I was born and raised in Varna, Bulgaria, and currently live and work in New Paltz, New York. Trained in photography and the art market, I work as a photography appraiser while clay remains a space of freedom, an intuitive, playful practice outside expectation.

I make objects that sit between functional and sculptural, guided by curiosity and a belief in living with art and design, objects that take up space, invite touch, and quietly shape our emotional worlds. Drawn to biomorphic forms and soft curves, my work explores contrasts of hard and soft, dense and hollow, opaque and luminous.
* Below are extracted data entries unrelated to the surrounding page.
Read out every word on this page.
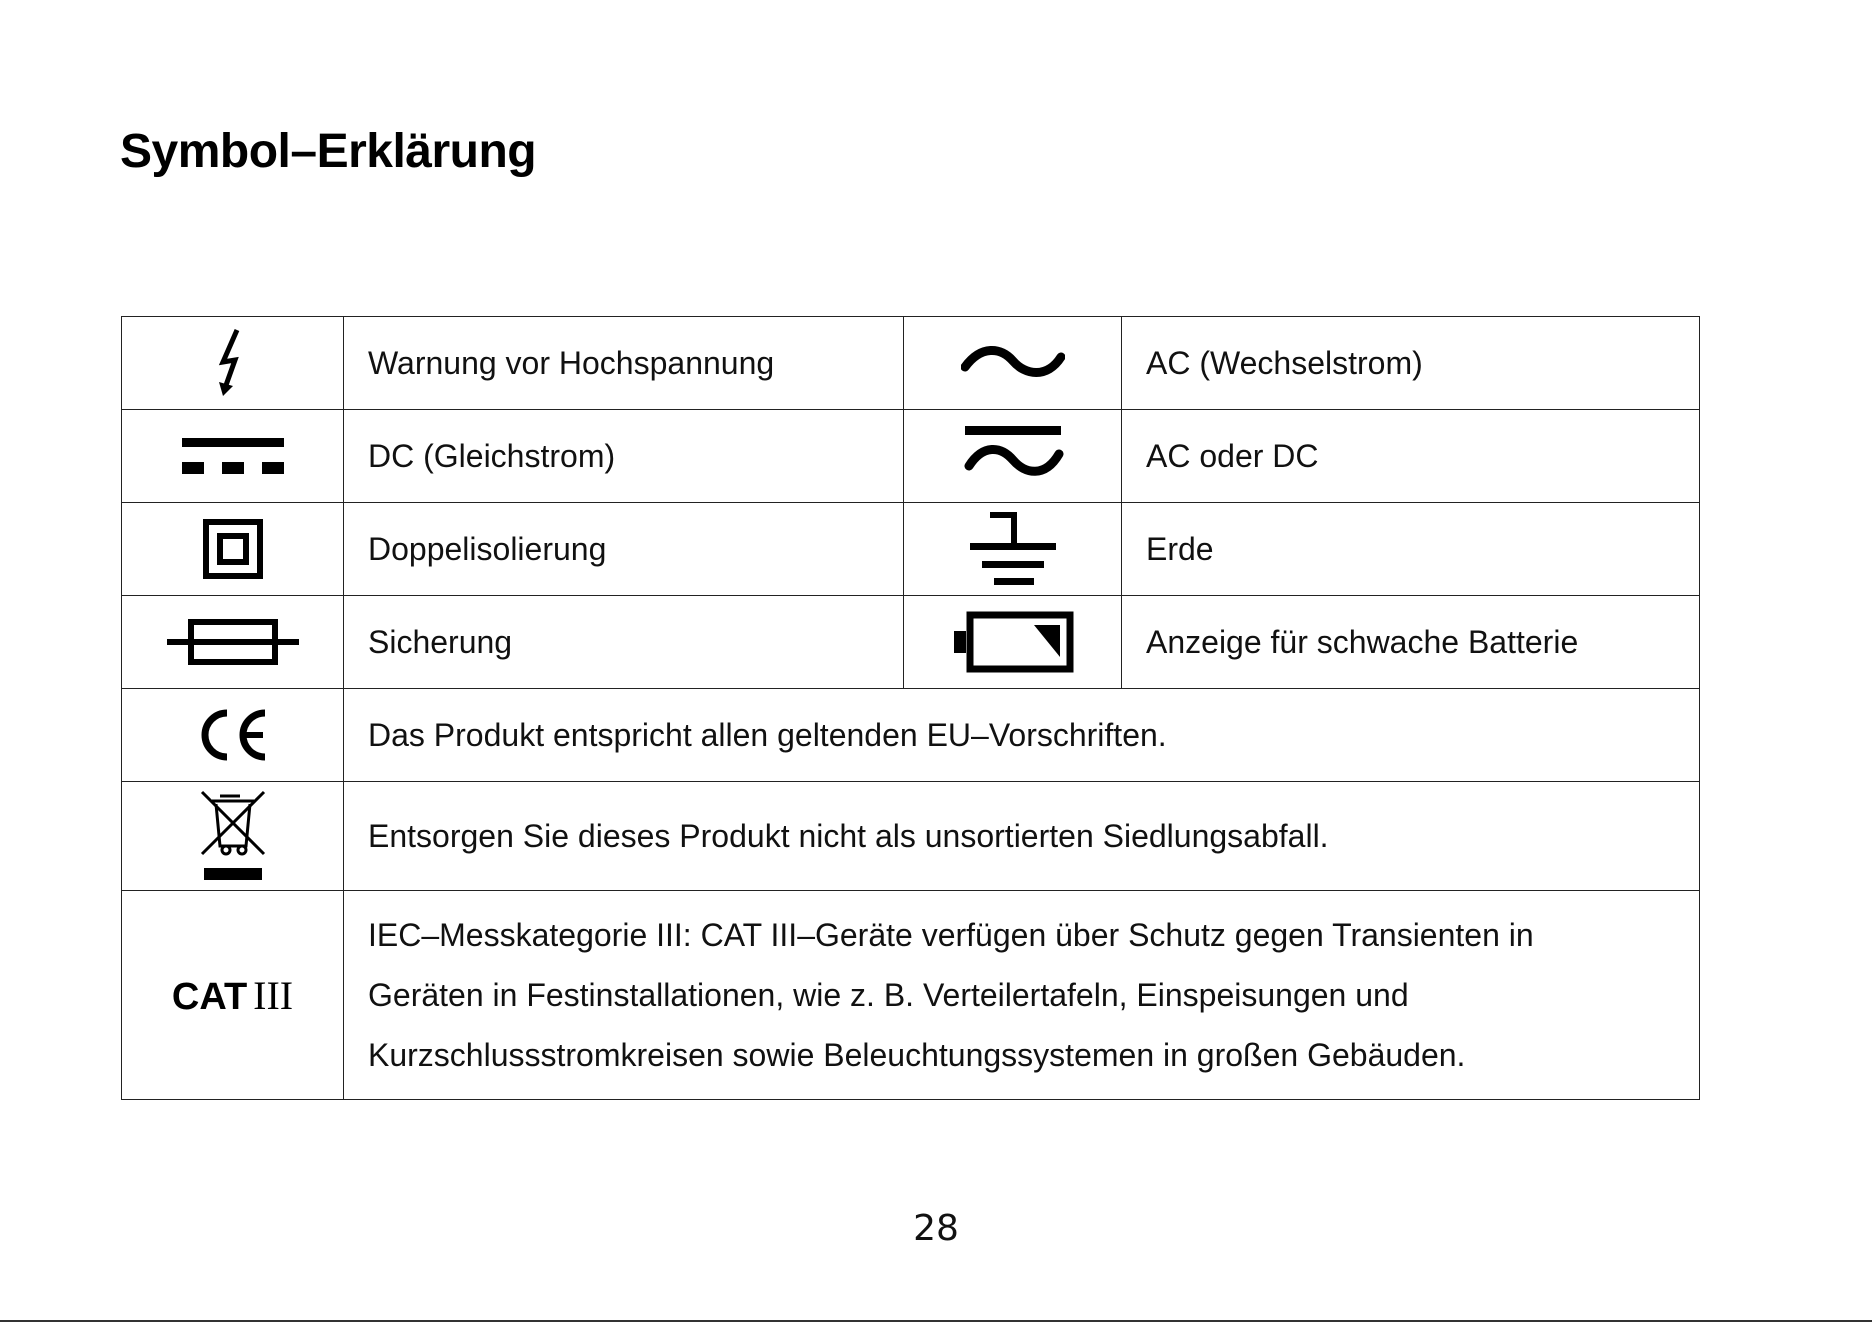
Symbol–Erklärung
	Warnung vor Hochspannung		AC (Wechselstrom)
	DC (Gleichstrom)		AC oder DC
	Doppelisolierung		Erde
	Sicherung		Anzeige für schwache Batterie
	Das Produkt entspricht allen geltenden EU–Vorschriften.		
	Entsorgen Sie dieses Produkt nicht als unsortierten Siedlungsabfall.		
CAT III	IEC–Messkategorie III: CAT III–Geräte verfügen über Schutz gegen Transienten in
Geräten in Festinstallationen, wie z. B. Verteilertafeln, Einspeisungen und
Kurzschlussstromkreisen sowie Beleuchtungssystemen in großen Gebäuden.		
28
These shapes often evoke organic fragments or imagined beings, carrying the feeling of something discovered rather than designed.

From an early age, I was fascinated by the mythologies of ancient civilizations and by the ways objects across time imagine other worlds, both ancestral and futuristic. I’m drawn to ceremonial figurines, ancient artifacts, and representations of humans, animals, and unknown forms across time.

Clay, one of the oldest artistic materials, carries a deep sense of history and discovery. My work sits somewhere between artifact and invention, both familiar and otherworldly, suggesting hidden narratives and ambiguous meanings. Perforations, openings, and hollow interiors allow light, air, and shadow to become part of the form, animating an inanimate material through touch, gesture, and play. The resulting objects are tactile, whimsical vessels that bridge craft and design. They are meant to be lived with, not explained, inviting intimacy, a touch of humor, and a sense of ephemeral wonder.